ONU Mujeres
Hay avances que no siempre aparecen en las estadísticas, en los discursos políticos o en los grandes titulares. Sin embargo, se construyen todos los días desde un lugar fundamental: la participación de las mujeres y de las organizaciones de la sociedad civil.
Una frase de Virginia Vargas, socióloga, escritora e investigadora, resume con enorme claridad el valor de este proceso: "La creación de ONU Mujeres ha sido una ganancia feminista". Y añade una reflexión que considero todavía más importante: las consultas con la sociedad civil son espacios para la reflexión compartida, para valorar los avances alcanzados y debatir los desafíos que aún permanecen, tanto para las organizaciones como para las instituciones públicas, en la tarea de consolidar los derechos de las mujeres.
Coincido plenamente con esta visión.
La creación de ONU Mujeres representó un paso significativo para colocar los derechos de las mujeres en el centro de la agenda internacional. Pero ninguna institución, por importante que sea, puede transformar por sí sola las realidades que millones de mujeres enfrentan. Los cambios verdaderamente profundos requieren escuchar a quienes conocen las problemáticas desde el territorio, desde las comunidades, desde las organizaciones y, especialmente, desde las experiencias de las propias mujeres.

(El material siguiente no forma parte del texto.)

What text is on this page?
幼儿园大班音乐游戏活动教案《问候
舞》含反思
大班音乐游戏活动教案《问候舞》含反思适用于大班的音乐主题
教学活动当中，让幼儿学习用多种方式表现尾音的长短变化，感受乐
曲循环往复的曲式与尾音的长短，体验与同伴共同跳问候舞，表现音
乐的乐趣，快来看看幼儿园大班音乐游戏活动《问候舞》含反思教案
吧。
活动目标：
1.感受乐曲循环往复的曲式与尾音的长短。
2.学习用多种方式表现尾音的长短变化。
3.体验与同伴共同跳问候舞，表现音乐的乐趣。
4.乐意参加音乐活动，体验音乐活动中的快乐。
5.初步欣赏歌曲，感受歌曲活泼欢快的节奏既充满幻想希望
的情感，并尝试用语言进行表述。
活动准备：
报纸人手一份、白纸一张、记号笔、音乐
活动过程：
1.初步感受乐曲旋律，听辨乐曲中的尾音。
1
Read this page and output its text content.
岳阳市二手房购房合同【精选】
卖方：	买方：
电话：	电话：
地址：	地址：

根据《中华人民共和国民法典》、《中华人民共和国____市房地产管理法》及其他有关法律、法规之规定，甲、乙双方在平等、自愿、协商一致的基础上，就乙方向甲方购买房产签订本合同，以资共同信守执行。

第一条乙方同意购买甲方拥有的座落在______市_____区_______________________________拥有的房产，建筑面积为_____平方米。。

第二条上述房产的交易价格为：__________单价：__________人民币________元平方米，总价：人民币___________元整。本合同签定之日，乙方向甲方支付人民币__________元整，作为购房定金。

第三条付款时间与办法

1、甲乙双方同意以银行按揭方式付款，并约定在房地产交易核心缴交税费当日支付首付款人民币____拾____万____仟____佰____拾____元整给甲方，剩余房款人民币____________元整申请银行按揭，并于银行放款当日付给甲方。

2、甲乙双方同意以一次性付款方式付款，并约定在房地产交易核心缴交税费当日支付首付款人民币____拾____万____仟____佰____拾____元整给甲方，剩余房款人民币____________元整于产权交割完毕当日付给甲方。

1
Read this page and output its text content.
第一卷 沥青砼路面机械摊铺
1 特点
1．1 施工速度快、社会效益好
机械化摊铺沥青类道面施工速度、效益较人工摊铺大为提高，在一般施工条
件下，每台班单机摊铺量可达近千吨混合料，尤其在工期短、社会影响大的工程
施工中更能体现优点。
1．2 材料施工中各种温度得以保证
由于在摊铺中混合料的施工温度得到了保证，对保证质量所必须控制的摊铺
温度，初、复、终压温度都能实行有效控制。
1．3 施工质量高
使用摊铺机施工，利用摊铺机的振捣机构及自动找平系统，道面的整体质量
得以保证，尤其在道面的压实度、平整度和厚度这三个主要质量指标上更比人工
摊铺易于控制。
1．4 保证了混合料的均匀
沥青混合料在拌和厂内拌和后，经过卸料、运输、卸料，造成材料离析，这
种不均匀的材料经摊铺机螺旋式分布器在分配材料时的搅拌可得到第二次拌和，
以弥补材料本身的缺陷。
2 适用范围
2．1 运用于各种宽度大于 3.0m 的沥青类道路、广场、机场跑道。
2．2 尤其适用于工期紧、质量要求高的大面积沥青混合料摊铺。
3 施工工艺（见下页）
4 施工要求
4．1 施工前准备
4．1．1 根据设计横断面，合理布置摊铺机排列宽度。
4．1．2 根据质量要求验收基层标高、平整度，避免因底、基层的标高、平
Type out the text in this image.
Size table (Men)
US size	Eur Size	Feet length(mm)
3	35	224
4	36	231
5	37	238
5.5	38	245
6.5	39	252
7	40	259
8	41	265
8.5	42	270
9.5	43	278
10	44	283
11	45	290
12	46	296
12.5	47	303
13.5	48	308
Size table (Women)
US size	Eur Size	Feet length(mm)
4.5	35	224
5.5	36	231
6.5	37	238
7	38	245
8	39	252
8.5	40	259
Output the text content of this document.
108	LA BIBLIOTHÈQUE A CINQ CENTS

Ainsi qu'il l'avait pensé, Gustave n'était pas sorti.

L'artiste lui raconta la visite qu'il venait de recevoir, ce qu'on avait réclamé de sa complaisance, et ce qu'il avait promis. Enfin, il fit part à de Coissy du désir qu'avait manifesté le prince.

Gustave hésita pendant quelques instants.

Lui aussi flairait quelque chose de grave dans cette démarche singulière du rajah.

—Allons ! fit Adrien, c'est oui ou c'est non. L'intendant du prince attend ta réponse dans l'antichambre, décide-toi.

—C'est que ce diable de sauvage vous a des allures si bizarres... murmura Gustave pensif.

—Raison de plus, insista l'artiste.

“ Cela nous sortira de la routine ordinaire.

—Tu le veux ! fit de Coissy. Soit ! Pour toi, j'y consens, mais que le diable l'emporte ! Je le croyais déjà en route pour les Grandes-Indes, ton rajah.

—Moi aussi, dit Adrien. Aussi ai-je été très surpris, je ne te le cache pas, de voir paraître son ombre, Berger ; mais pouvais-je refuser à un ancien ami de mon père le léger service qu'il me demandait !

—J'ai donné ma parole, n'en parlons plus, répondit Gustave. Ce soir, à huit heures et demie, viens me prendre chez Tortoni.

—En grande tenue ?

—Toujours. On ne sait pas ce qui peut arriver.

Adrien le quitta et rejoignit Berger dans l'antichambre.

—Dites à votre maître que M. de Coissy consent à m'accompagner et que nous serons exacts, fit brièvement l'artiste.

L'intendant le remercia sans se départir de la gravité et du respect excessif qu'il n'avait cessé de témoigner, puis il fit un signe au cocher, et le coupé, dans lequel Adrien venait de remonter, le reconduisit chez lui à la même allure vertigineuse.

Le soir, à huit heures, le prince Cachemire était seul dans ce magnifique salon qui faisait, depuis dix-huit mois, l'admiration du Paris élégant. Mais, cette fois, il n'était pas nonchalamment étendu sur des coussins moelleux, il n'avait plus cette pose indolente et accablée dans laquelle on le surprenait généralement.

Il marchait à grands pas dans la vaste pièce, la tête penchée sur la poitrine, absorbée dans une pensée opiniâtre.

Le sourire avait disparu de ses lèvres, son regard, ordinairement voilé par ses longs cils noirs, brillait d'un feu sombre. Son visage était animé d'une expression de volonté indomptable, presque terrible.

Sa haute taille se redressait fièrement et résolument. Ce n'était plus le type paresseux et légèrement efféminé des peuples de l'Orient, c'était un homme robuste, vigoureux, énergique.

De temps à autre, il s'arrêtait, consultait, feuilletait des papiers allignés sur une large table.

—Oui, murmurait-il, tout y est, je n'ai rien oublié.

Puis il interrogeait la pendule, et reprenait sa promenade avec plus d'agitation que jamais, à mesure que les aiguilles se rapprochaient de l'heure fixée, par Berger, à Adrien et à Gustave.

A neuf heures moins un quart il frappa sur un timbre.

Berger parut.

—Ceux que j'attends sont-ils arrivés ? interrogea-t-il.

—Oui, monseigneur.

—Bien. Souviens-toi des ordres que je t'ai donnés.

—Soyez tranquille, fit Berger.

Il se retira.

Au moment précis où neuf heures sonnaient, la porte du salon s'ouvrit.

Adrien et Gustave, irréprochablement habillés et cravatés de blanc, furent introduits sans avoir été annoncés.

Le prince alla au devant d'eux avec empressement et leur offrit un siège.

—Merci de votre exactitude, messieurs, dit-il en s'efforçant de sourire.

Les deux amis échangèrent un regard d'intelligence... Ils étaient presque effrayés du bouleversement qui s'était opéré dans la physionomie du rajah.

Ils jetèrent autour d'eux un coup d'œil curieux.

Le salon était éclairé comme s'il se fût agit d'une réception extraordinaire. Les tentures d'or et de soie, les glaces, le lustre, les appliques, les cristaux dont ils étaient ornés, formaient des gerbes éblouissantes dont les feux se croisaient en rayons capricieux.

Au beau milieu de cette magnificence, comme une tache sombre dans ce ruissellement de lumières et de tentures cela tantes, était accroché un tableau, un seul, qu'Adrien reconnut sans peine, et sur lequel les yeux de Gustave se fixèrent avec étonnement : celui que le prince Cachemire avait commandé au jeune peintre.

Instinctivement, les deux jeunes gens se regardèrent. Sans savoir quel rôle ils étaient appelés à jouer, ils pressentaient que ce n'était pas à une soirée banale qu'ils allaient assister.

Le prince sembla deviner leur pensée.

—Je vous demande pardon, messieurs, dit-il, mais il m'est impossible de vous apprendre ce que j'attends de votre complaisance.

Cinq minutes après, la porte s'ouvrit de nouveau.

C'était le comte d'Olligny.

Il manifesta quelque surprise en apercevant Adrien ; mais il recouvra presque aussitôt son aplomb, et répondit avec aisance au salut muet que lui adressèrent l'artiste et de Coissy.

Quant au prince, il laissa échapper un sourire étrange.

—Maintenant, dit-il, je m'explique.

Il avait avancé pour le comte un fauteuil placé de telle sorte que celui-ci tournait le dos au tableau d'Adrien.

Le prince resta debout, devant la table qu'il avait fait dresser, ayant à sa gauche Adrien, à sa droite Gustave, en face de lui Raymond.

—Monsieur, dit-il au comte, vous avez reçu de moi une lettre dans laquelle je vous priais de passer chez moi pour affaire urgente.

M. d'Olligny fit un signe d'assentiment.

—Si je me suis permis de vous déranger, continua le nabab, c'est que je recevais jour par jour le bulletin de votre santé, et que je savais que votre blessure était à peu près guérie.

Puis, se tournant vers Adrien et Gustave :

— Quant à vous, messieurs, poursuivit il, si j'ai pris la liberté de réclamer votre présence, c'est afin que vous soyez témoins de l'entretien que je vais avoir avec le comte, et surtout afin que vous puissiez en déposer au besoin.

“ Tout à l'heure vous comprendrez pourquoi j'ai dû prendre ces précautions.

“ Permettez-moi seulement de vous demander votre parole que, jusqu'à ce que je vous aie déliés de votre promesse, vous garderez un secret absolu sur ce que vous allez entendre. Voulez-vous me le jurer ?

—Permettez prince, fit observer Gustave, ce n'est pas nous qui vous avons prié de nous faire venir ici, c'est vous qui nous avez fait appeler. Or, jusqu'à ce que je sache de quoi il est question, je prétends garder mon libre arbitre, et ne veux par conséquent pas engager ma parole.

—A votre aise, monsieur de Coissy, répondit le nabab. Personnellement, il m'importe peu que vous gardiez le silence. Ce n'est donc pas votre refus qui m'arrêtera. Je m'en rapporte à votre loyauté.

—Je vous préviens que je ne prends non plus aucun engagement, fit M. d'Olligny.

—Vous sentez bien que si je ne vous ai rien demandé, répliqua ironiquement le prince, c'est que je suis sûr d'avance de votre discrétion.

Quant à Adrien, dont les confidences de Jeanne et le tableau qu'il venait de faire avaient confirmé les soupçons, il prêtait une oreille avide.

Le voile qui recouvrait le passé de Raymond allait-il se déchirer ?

Por eso, las consultas con la sociedad civil tienen un valor extraordinario. No deben entenderse únicamente como reuniones protocolarias o espacios para escuchar opiniones. Son mecanismos de participación, diálogo y construcción colectiva. Permiten identificar aquello que funciona, señalar lo que todavía falta y, sobre todo, evitar que las políticas públicas se diseñen alejadas de la realidad.
Desde las organizaciones de la sociedad civil sabemos que muchas veces somos quienes detectamos primero una problemática, acompañamos a una mujer que busca ayuda, impulsamos proyectos comunitarios o generamos propuestas cuando una necesidad todavía no ha llegado a la agenda pública.
Por ello, considero que la relación entre instituciones y sociedad civil debe construirse desde el reconocimiento mutuo. Las organizaciones no estamos para sustituir al Estado, pero sí para contribuir a que las políticas públicas sean más cercanas, sensibles y efectivas. Y las instituciones tienen la responsabilidad de garantizar que esa participación tenga consecuencias reales.
La reflexión de Gina Vargas también nos invita a mirar hacia adelante. Hemos conquistado derechos, creado instituciones y abierto espacios de participación, pero todavía existen enormes desafíos: violencia contra las mujeres, desigualdad económica, brechas de participación, discriminación y obstáculos que impiden que los derechos reconocidos en las leyes se conviertan plenamente en derechos ejercidos.
Una verdadera ganancia feminista no consiste solamente en haber avanzado. Consiste en tener la capacidad de reconocer lo conseguido, defenderlo y utilizarlo como punto de partida para conquistar lo que todavía falta.
Escuchar a la sociedad civil es, en ese sentido, escuchar la realidad. Y cuando esa escucha se convierte en políticas, acciones y decisiones, la participación deja de ser simbólica para convertirse en una herramienta de transformación.
Los derechos de las mujeres no se consolidan únicamente desde los escritorios. Se construyen también desde las voces de quienes, todos los días, trabajan para hacerlos realidad.